Secondo i dati provvisori, infatti, Erdoğan non sarebbe andato oltre il 49,4% delle preferenze, mancando di poco la fatidica soglia del 50%. La sua formazione politica, il Partito della Giustizia e dello Sviluppo (Adalet ve Kalkınma Partisi, AKP), resta decisamente la principale forza del Paese, essendosi assicurato almeno 268 seggi sui 600 che compongono la Grande Assemblea Nazionale Turca (Türkiye Büyük Millet Meclisi), ma mai come in questo caso la maggioranza è stata a repentaglio per l’uomo che ha governato la Turchia negli ultimi due decenni, prima come primo ministro e poi come presidente.

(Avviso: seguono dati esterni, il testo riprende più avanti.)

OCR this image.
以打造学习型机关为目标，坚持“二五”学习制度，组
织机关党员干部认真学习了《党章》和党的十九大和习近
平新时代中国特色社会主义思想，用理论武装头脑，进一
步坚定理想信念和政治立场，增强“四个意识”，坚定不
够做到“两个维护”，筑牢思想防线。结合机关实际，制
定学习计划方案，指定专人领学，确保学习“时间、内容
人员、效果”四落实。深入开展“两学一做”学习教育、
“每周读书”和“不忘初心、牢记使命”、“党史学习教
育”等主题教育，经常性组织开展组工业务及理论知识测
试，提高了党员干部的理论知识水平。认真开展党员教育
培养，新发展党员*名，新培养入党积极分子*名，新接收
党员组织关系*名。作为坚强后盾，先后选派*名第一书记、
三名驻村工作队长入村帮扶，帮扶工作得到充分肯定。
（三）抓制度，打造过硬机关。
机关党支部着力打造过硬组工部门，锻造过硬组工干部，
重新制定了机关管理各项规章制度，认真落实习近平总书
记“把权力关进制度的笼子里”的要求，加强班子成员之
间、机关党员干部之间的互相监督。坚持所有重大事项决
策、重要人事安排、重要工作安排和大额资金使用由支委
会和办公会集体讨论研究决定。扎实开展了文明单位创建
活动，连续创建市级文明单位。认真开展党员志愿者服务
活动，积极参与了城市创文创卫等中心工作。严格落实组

Dall’altra parte, Kemal Kılıçdaroğlu, leader dell’opposizione dal 2010 e capo del socialdemocratico e kemalista Partito Popolare Repubblicano (Cumhuriyet Halk Partisi, CHP) è riuscito a raccogliere attorno a sé il sostegno di altri partiti politici, che gli hanno permesso di ottenere il 45% delle preferenze al primo turno. Al momento, il CHP si è assicurato 167 seggi in parlamento, ai quali vanno aggiunti i 44 scranni del Buon Partito (İYİ Parti) e i 62 del sorprendente Partito della Sinistra Verde (Yeşil Sol Parti, YSP). Buona prestazione anche per il Partito dei Lavoratori di Turchia (Türkiye İşçi Partisi, TİP), che si garantisce almeno tre seggi (con la possibilità di ottenerne un quarto), unica formazione marxista-leninista presente nel parlamento di Ankara.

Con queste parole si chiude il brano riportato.